Professional Documents
Culture Documents
By Dilshan Boange
The very notion of rationalizing, or trying to rationalize, ‘love’, may seem like
an incursion by the sciences calculated by the brain upon the aesthetics felt by
the heart. But one may ask does ‘reason’ completely elude love, and its possible
explication? While the reasons and its subjectivities may vary, Czech born writer
Milan Kundera presents in his work The Book of Laughter and Forgetting, one such
perspective of how love happens and how it may continue. In the Booker prize
winning novel The English Patient, Michael Ondaatje propounds a rationale for the
occurrence of love, which may resonate with the ideas of Kundera which these
writers have grounded in the genre of literary fiction.
In the section entitled ‘Litost’ in The Book of Laughter and Forgetting Kundera
presents a character by the name of Kristyna, a woman of about thirty whose
station in life does not entreat her with intellectual stimulation. The small-town
life she leads as the wife of a butcher and mistress of a mechanic is pleasantly
jolted when she meets a graduate student who visits her town on summer vacation,
invigorating her sense of being from a point of intellect she had not experienced
before.
Kundera describes Kristyna’s visual encounter with the student and consequent
making acquaintance thus-
“Meeting the student turned her head powerfully. He had come to the town to spend
his summer vacation with his mother, had twice stared at the butcher’s wife as she
stood behind the shop counter, and the third time, when he spoke to her at the
local swimming place, he was so charmingly timid that the young woman, accustomed
to the butcher and the mechanic, could not resist.”

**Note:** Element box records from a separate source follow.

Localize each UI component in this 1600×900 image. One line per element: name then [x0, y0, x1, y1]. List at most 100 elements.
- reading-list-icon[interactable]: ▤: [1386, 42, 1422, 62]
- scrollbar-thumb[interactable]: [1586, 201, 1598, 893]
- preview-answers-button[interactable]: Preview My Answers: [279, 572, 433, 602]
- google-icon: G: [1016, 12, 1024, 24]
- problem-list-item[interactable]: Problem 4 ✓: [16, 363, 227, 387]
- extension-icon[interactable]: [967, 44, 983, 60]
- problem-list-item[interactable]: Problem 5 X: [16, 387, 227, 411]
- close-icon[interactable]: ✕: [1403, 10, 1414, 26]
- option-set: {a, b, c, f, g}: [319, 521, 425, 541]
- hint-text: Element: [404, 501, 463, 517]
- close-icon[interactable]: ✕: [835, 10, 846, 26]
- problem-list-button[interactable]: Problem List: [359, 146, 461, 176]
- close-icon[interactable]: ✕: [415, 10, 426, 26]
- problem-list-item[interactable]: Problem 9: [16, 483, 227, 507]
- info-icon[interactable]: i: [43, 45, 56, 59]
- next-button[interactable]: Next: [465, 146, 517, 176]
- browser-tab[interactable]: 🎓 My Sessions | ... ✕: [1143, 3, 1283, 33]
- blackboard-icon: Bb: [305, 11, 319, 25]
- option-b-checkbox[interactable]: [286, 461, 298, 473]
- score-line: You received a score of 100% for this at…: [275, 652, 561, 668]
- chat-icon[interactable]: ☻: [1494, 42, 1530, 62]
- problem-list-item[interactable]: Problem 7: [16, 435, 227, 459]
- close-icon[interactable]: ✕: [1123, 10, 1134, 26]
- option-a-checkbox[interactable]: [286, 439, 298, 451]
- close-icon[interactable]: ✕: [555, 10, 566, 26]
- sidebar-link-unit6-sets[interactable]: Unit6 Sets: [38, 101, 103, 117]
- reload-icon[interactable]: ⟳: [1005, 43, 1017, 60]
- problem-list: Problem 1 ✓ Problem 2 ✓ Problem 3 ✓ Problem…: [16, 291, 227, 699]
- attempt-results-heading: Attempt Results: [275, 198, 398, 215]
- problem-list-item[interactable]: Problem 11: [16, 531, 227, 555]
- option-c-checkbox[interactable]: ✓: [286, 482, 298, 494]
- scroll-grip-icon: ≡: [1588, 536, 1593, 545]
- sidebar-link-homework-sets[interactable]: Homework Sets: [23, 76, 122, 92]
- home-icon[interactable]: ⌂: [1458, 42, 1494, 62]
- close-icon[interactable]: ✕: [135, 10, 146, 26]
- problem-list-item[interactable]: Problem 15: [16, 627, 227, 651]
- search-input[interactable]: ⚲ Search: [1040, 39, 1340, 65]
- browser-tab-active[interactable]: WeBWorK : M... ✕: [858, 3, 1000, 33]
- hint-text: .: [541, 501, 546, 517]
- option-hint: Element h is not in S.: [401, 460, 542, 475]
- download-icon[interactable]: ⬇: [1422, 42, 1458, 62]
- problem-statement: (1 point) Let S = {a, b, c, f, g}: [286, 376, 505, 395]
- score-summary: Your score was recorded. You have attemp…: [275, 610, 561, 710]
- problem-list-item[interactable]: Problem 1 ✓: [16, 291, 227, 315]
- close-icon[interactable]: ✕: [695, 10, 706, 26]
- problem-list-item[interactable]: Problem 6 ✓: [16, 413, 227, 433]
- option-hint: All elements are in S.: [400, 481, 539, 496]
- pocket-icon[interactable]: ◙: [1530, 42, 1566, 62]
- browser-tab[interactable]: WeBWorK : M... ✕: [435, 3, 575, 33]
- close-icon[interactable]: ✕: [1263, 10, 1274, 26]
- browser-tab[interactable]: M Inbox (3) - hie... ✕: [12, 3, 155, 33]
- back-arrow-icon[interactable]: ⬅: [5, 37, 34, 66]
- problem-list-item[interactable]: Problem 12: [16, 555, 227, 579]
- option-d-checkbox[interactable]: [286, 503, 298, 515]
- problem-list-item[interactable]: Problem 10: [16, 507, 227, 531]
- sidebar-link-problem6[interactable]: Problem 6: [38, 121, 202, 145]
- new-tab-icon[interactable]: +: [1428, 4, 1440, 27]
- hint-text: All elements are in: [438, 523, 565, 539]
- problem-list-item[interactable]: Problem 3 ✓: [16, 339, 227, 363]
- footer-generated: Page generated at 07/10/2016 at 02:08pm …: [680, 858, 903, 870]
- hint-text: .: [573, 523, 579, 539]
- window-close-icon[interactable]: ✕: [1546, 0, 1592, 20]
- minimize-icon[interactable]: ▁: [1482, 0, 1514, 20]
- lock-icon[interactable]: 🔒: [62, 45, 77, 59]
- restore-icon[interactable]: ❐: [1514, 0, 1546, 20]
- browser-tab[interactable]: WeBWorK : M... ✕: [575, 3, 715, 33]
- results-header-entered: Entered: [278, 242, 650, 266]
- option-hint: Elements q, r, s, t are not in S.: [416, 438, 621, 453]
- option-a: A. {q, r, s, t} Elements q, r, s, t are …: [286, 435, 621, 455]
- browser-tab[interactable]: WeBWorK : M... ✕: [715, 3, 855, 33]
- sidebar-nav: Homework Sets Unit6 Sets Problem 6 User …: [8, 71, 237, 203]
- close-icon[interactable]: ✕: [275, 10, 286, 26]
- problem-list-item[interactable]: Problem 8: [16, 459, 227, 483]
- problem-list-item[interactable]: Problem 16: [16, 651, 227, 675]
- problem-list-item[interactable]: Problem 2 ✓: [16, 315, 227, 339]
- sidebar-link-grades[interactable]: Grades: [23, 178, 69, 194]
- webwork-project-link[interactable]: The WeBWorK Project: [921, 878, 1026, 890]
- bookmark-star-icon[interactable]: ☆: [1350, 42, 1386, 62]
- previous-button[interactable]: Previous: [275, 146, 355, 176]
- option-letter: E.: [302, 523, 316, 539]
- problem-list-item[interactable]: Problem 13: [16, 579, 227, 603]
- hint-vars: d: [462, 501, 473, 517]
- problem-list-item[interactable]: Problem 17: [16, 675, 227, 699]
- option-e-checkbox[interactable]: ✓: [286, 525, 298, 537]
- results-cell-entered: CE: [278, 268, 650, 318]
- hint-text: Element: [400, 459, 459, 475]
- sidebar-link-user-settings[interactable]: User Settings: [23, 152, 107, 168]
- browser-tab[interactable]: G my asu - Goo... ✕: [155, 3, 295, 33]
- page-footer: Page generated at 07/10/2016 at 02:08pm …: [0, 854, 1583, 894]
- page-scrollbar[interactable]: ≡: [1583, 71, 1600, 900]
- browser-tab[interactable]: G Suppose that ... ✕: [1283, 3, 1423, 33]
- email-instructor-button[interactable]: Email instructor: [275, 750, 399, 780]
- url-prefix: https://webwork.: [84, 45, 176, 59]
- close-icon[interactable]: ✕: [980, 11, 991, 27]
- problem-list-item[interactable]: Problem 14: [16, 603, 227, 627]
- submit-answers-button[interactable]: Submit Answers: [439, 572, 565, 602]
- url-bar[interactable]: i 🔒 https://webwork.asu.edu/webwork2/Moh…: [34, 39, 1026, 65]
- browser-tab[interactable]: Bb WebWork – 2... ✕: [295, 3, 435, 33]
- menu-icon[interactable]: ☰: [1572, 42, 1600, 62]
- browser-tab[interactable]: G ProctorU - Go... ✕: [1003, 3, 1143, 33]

The illicit love affair that ensues is not one that is constituted of amorous
intentions so much on the part of the woman, Kristyna. What she discovers is a new
experience of life, a freshness that is consequently fused with flows of
intellectuality of which the source is the graduate student. To her the
eruditeness of the young man becomes a plane of thinking that had not until then
touched her humdrum life’s provincial setting. The world of poetry and philosophy
that accost her through the words of the student and his scholarly impetuses in
the course of conversations posits the young man of letters as a fount of
knowledge and literary beauties. The enchanted listener the young man finds in
Kristyna makes her more attractive to him, and reinforces his sense of
learnedness. And in this paradigm of emotions certain parameters had also set in
terms of how far the aspect of physical intimacy could stretch between the two.